Infant mortality rates are significantly lower and life expectancy is longer in countries with higher taxes; homicide rates are lower in Nordic countries; There is less drug use, environmental performance is higher. In fact, Japan has the longest life expectancy, and the average income tax is 42%, 28% higher than what the top 1% of Americans are paying
Reasoning/Evidence: Nordic workers have significantly more economic security. Income is distributed more equally in Nordic countries. Nordic countries have significantly lower rates of poverty across almost all social group. The elderly have higher pension income and replacement rates in Nordic countries. The income received by those with disabilities relative to the population is much higher.
A greater percentage of the population has completed secondary school and university in Nordic countries.
Reasoning/Evidence: A recent analysis by J.P. Morgan Chase & Co. highlighted research that shows “when debt ratios in the U.S. and in other advanced economies have exceeded 90%, economic growth suffered notably.” Without further progress on deficit reduction, the U.S. will fall off that 90% cliff in less than a decade.
Right now, the US GDP growth is hindered by the debt ratio and the unstable economy. The US economy has long depended on foreign investors to sustain its spending and production.
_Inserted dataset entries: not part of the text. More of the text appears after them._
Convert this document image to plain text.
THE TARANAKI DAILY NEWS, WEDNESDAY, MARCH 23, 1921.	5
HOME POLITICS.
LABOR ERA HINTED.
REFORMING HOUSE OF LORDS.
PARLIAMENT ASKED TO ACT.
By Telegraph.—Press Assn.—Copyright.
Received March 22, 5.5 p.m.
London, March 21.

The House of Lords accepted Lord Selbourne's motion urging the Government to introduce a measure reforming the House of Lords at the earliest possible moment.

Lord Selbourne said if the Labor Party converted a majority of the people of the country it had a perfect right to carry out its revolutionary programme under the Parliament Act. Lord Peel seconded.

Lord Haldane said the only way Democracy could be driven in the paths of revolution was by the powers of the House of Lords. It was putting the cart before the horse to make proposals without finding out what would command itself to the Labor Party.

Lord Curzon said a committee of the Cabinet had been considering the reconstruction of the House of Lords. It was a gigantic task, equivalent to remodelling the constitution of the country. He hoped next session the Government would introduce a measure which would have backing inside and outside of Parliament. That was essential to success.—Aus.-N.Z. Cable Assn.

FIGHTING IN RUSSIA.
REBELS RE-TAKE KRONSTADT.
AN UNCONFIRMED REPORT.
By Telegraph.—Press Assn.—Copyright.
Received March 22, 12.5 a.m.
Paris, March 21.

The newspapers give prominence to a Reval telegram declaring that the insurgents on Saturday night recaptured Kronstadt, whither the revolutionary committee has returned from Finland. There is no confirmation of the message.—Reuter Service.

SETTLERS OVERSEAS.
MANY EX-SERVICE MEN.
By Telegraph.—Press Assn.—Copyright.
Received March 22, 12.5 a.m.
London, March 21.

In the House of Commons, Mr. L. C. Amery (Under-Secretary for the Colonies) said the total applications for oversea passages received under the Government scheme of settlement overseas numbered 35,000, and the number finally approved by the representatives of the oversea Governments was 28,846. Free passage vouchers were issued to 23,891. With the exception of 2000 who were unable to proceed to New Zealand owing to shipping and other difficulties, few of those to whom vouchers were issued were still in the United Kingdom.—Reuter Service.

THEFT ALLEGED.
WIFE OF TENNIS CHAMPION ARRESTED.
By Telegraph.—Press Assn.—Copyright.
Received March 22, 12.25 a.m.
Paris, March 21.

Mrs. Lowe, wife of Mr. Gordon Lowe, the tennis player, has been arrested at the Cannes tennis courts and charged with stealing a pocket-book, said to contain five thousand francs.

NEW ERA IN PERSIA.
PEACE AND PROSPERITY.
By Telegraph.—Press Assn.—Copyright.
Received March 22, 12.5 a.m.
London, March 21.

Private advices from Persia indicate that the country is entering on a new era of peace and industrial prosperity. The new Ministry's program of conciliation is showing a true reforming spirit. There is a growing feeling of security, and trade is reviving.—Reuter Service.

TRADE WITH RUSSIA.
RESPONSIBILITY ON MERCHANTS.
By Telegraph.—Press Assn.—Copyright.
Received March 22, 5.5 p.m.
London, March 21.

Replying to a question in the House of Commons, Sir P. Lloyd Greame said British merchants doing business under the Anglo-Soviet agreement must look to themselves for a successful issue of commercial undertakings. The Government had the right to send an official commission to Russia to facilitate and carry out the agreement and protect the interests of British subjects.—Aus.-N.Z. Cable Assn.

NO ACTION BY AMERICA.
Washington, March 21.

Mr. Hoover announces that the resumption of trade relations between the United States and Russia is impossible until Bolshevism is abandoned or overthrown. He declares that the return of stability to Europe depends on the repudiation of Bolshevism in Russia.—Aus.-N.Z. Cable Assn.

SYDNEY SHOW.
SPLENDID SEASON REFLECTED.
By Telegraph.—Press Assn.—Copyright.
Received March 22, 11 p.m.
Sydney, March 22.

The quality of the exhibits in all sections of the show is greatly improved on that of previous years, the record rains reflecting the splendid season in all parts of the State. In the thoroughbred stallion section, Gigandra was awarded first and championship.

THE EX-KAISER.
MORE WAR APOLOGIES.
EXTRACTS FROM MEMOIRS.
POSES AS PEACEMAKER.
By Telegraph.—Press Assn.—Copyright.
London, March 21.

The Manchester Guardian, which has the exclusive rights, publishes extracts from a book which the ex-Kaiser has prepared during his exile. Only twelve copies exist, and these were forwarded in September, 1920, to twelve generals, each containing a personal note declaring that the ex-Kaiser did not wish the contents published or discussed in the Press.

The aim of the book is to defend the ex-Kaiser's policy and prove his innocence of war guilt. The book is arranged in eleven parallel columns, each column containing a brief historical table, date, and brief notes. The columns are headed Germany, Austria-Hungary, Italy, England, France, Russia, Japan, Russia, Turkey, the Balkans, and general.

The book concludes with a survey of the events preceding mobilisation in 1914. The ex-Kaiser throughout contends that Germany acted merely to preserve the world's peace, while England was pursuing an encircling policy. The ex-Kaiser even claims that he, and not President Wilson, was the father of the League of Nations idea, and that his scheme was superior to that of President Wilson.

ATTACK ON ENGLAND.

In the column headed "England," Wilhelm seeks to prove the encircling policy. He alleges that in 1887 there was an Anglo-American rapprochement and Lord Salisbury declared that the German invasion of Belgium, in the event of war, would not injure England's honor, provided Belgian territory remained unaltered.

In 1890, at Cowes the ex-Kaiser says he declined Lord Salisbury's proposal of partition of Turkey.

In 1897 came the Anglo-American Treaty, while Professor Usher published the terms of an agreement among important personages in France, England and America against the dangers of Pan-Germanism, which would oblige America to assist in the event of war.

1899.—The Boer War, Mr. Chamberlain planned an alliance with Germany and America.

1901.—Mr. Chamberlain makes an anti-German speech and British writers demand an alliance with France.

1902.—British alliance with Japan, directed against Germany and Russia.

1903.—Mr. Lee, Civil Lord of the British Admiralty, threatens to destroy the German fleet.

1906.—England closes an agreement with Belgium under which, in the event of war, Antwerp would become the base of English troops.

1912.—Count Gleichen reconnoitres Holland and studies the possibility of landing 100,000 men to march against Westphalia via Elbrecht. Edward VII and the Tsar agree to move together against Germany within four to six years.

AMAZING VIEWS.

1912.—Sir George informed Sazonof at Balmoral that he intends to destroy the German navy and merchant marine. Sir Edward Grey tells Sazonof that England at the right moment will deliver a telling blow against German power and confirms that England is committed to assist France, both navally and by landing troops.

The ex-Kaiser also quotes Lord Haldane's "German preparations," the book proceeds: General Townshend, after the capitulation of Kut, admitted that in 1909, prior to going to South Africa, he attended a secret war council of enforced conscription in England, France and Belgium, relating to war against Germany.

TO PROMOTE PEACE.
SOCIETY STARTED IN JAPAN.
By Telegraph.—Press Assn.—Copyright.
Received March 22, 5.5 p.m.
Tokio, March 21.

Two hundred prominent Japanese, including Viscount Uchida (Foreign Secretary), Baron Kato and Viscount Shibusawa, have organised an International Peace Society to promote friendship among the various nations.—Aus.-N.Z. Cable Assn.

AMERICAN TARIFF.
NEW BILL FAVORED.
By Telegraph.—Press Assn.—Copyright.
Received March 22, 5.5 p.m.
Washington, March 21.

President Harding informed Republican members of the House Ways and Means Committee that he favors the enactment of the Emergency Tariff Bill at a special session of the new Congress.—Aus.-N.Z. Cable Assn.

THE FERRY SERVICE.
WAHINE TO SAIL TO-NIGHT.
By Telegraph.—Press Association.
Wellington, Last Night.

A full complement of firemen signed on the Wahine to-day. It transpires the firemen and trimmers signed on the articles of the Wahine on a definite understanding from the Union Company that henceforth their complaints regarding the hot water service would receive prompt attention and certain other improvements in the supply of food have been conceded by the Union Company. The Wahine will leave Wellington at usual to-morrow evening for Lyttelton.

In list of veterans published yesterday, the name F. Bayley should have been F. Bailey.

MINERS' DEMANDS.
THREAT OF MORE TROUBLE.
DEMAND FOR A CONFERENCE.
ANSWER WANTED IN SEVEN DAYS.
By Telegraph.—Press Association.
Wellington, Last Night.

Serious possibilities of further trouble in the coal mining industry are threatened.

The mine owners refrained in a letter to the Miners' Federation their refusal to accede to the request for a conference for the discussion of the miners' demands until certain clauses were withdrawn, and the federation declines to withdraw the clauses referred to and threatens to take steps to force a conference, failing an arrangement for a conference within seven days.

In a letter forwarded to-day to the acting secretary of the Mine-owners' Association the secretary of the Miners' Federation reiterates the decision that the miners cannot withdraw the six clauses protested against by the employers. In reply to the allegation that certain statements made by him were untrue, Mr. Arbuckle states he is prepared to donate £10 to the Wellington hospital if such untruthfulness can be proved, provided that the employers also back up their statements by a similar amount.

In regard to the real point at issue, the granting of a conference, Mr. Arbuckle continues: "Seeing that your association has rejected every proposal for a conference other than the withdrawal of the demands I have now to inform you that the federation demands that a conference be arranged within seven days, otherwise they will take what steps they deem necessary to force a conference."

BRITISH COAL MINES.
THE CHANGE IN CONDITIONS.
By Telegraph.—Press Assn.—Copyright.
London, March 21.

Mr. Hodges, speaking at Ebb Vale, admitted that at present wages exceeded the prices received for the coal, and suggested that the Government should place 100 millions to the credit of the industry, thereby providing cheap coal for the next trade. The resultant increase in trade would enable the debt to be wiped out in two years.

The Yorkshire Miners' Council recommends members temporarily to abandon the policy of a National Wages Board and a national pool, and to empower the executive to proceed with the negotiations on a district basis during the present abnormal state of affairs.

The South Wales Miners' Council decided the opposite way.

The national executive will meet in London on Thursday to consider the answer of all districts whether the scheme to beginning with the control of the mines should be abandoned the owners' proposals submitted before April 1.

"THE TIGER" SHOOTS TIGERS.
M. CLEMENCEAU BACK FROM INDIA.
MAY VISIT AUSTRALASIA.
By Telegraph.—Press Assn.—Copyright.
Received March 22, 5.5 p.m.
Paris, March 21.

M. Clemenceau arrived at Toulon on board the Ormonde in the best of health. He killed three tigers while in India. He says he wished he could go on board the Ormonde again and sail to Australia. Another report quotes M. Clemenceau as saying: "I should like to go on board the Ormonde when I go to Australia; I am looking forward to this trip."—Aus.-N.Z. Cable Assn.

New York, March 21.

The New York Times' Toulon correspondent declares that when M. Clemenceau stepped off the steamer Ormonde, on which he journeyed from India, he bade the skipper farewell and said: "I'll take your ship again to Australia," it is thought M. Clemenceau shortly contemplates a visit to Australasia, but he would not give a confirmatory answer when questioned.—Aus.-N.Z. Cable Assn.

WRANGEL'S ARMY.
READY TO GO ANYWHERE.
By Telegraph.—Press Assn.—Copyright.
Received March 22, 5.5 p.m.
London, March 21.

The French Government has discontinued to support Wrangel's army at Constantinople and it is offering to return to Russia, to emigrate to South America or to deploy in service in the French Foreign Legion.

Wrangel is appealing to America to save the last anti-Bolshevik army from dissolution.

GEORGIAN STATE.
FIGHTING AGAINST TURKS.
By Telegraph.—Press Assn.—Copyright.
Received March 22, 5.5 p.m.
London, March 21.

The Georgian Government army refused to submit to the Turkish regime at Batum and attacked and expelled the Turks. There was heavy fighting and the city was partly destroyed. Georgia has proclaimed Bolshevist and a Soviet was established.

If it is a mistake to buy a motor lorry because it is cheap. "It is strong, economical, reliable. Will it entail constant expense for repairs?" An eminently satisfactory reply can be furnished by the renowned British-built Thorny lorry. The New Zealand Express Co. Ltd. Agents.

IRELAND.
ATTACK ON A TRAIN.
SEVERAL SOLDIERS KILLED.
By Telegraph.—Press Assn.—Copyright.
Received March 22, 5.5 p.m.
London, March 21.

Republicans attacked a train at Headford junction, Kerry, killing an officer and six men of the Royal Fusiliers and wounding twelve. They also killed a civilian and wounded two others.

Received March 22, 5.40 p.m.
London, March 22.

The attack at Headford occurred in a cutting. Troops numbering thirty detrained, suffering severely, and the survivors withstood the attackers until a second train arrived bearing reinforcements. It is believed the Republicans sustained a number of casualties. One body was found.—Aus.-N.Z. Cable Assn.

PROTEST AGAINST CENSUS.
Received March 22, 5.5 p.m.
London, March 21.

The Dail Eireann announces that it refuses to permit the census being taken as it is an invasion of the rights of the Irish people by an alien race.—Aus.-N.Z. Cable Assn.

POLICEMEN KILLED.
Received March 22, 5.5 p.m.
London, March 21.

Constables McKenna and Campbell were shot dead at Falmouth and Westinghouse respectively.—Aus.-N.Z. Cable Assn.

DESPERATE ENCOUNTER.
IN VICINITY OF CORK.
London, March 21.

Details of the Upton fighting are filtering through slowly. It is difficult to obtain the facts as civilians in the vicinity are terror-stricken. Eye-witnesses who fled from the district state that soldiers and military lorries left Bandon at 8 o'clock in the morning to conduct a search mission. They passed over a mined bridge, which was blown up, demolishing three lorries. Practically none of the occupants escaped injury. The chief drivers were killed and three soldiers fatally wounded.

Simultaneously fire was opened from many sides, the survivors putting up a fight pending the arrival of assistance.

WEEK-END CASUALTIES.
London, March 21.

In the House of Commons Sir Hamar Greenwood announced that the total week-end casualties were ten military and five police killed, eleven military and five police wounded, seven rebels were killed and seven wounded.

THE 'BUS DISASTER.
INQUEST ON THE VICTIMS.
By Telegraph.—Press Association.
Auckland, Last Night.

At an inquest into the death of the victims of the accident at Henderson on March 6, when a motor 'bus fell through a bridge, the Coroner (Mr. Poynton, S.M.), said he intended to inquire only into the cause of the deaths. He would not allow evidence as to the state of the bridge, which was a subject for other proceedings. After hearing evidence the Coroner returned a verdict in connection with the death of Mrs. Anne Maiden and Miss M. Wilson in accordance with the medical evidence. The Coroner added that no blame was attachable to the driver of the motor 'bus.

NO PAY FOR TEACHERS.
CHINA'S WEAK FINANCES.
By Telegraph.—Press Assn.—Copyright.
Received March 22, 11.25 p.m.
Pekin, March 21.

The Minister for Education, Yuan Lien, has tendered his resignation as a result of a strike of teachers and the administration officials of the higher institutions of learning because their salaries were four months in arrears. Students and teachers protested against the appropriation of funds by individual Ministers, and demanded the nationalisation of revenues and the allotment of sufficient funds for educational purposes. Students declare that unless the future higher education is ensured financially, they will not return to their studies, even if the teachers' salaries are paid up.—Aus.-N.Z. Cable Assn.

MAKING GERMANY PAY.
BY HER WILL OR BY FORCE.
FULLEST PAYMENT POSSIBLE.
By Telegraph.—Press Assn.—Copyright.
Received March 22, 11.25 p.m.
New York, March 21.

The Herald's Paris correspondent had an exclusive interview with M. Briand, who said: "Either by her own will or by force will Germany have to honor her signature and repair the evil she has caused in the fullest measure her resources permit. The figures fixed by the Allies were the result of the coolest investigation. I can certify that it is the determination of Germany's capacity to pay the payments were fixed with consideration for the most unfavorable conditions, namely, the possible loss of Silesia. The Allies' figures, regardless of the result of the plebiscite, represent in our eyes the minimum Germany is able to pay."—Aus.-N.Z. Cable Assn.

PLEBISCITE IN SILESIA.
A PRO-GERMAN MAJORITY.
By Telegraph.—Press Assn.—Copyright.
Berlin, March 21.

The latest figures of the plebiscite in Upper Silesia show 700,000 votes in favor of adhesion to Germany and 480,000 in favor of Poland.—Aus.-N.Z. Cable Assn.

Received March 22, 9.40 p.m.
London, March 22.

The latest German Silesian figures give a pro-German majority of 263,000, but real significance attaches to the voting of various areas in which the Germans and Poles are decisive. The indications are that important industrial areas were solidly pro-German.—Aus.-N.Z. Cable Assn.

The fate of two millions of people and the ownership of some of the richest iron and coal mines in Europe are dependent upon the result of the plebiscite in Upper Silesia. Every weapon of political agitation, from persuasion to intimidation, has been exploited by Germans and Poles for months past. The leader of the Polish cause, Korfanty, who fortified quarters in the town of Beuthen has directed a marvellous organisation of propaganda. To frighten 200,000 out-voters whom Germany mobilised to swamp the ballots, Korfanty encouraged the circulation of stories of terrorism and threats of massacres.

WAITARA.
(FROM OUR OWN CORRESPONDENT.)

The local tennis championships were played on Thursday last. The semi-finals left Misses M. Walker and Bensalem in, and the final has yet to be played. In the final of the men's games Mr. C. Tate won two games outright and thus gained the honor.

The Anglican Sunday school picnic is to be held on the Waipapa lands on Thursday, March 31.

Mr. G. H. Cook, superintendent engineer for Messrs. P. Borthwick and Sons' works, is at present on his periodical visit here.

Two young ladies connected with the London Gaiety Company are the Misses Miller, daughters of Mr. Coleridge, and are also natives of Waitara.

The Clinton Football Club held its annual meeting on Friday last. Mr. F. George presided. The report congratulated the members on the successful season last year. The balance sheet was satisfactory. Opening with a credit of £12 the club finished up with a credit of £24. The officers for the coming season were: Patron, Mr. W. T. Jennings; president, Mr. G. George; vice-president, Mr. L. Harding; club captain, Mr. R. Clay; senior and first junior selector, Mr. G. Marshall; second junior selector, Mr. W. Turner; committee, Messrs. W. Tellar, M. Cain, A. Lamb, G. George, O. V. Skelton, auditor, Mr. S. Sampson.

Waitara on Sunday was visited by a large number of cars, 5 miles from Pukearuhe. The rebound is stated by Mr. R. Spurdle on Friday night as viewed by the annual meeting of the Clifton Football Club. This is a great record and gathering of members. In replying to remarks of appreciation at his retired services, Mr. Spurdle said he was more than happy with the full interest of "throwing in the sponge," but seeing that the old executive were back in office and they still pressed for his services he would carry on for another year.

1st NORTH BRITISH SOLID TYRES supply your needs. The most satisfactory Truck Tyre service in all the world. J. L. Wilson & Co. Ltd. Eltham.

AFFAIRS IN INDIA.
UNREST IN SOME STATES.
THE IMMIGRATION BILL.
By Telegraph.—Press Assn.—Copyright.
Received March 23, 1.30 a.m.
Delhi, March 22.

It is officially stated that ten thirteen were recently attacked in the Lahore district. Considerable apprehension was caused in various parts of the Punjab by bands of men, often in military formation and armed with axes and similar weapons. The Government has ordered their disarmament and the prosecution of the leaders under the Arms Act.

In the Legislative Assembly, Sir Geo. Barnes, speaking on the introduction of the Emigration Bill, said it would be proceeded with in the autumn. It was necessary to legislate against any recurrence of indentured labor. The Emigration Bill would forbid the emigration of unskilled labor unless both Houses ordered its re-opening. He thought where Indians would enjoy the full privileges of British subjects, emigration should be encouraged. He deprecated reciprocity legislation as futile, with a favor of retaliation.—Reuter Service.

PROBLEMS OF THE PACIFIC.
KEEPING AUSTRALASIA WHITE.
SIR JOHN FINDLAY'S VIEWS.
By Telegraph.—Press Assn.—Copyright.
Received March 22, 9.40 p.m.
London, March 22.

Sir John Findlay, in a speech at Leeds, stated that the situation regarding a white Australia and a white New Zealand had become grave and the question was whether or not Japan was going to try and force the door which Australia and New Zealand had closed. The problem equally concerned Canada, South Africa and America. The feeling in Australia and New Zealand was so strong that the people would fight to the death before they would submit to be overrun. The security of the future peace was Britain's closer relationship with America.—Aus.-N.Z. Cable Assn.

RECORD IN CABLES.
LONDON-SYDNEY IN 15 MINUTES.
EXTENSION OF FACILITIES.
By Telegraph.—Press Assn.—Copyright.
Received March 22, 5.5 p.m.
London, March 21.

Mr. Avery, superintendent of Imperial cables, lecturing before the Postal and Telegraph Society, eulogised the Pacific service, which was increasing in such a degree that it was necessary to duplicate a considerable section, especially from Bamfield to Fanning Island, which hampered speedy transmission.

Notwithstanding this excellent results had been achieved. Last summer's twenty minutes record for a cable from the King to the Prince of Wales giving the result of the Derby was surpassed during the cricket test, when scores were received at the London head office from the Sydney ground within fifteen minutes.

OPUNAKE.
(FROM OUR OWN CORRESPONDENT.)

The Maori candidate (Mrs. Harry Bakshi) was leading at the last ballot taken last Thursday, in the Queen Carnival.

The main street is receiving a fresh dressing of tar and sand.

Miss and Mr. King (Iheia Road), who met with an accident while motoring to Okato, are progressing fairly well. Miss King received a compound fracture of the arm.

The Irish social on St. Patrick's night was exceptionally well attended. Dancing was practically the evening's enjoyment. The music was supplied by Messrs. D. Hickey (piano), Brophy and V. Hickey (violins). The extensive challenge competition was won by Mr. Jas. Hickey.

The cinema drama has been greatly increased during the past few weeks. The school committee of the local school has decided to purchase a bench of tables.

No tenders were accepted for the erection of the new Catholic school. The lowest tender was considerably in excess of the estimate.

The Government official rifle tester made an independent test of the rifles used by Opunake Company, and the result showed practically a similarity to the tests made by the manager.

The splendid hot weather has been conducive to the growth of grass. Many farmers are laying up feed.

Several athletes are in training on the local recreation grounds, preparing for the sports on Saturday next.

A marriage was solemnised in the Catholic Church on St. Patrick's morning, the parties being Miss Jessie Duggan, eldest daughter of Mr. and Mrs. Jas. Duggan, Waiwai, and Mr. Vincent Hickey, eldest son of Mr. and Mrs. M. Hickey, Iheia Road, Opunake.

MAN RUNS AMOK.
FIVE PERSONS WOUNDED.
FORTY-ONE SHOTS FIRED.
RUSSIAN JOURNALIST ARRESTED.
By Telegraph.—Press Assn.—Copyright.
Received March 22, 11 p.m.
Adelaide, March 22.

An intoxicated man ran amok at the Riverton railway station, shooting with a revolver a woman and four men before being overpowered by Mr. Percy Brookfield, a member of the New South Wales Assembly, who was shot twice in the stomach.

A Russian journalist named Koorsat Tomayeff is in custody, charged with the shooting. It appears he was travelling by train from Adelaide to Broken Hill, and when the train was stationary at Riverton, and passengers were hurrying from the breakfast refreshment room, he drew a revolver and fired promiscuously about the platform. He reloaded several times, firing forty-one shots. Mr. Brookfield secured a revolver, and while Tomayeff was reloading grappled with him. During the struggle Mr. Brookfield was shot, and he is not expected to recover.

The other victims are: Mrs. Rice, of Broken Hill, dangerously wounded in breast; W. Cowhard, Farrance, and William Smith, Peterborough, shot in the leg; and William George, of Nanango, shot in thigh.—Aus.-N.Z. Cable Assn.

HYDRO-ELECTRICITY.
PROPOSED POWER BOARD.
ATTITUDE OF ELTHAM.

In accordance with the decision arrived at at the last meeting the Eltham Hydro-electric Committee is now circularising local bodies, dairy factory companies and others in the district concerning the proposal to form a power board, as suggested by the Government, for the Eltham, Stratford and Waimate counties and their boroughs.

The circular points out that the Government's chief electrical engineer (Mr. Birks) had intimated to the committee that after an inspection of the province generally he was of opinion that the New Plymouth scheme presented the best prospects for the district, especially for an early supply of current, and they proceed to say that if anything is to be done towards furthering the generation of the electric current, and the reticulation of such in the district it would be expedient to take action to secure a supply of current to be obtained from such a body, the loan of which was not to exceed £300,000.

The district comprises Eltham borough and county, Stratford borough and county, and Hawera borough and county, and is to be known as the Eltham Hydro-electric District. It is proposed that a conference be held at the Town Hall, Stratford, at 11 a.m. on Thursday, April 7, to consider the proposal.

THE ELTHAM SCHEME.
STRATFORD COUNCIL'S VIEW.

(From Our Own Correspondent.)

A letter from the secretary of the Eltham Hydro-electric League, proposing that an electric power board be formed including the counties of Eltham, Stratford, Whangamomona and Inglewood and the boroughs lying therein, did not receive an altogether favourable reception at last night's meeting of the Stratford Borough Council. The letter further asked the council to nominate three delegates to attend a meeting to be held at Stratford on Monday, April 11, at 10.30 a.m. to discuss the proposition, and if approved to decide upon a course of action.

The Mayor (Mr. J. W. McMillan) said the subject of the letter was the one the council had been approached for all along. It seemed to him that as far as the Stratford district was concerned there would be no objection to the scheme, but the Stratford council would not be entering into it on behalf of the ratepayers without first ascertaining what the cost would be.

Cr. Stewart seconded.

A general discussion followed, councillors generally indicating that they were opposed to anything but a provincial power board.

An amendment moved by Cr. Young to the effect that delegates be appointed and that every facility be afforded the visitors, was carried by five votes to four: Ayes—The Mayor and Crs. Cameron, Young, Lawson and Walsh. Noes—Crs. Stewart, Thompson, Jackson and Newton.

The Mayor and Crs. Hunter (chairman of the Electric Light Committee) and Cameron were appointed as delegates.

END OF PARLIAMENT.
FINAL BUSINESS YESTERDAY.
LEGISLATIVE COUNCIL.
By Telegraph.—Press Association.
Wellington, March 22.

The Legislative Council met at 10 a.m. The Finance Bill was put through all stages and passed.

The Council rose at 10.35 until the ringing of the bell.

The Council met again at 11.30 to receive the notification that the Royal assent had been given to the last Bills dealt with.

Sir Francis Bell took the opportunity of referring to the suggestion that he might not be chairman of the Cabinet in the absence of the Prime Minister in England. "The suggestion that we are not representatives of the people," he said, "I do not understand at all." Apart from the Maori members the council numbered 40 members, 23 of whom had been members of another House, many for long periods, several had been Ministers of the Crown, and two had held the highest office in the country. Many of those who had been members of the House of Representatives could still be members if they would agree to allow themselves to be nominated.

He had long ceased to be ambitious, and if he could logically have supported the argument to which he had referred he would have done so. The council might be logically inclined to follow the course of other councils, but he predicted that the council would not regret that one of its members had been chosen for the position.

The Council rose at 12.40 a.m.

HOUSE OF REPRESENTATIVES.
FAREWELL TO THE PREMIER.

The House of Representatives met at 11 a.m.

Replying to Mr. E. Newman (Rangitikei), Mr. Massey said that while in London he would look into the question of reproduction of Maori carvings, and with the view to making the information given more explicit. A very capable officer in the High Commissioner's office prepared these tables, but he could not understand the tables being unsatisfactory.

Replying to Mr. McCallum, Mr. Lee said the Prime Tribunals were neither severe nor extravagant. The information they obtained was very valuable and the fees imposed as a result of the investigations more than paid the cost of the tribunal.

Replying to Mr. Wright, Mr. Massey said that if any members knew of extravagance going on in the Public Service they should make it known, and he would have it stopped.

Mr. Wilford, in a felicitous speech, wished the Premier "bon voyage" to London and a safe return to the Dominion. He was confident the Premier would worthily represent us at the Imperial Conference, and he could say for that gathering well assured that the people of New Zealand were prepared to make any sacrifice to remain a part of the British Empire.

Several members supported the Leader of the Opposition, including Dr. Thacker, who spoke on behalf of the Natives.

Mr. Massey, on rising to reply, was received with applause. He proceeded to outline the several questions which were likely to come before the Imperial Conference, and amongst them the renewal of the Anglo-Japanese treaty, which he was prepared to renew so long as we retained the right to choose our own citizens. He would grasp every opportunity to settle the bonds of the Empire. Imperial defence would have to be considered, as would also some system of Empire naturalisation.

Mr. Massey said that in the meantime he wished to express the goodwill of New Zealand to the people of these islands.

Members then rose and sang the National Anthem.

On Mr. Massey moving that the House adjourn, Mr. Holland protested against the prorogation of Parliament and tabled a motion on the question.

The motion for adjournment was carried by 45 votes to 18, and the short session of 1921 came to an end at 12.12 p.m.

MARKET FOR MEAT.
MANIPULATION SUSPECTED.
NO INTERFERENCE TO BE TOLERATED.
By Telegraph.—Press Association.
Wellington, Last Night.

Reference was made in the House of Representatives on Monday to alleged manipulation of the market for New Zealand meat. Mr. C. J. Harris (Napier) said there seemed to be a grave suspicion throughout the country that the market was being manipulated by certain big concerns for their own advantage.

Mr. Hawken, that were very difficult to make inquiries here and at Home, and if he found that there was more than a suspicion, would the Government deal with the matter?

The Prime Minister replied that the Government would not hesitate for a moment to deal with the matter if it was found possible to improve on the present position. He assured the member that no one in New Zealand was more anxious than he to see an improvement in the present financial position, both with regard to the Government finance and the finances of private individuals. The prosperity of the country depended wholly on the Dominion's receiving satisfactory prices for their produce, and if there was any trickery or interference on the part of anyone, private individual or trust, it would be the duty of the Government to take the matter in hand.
The Buffet Rule, according to Peter Diamond, will increase revenue by 1 percent of GDP by increasing taxes of the top 1% to 30%. If we raise it to 43.5 %, it will increase GDP by 3%. Right now, we should be focusing on our debt to GDP ratio. By taxing the 1%, we will be effectively reducing debt, increasing GDP, and thus increasing investments from the private sector.
Peter Diamond, Nobel Laureate in Economics, Professor at MIT, Emmanuel Saez, Professor at Berkeley
For example, setting aside behavioral responses for a moment, increasing the average tax rate on the top percentile from 22.4 percent (as of 2007) to 29.4 percent would raise revenue by 1 percentage point of GDP. tax rate of the top percentile to 43.5 percent, which would be sufficient to raise revenue by 3 percentage points of GDP, would still leave the after-tax income share of the top percentile more than twice as high as in 1970.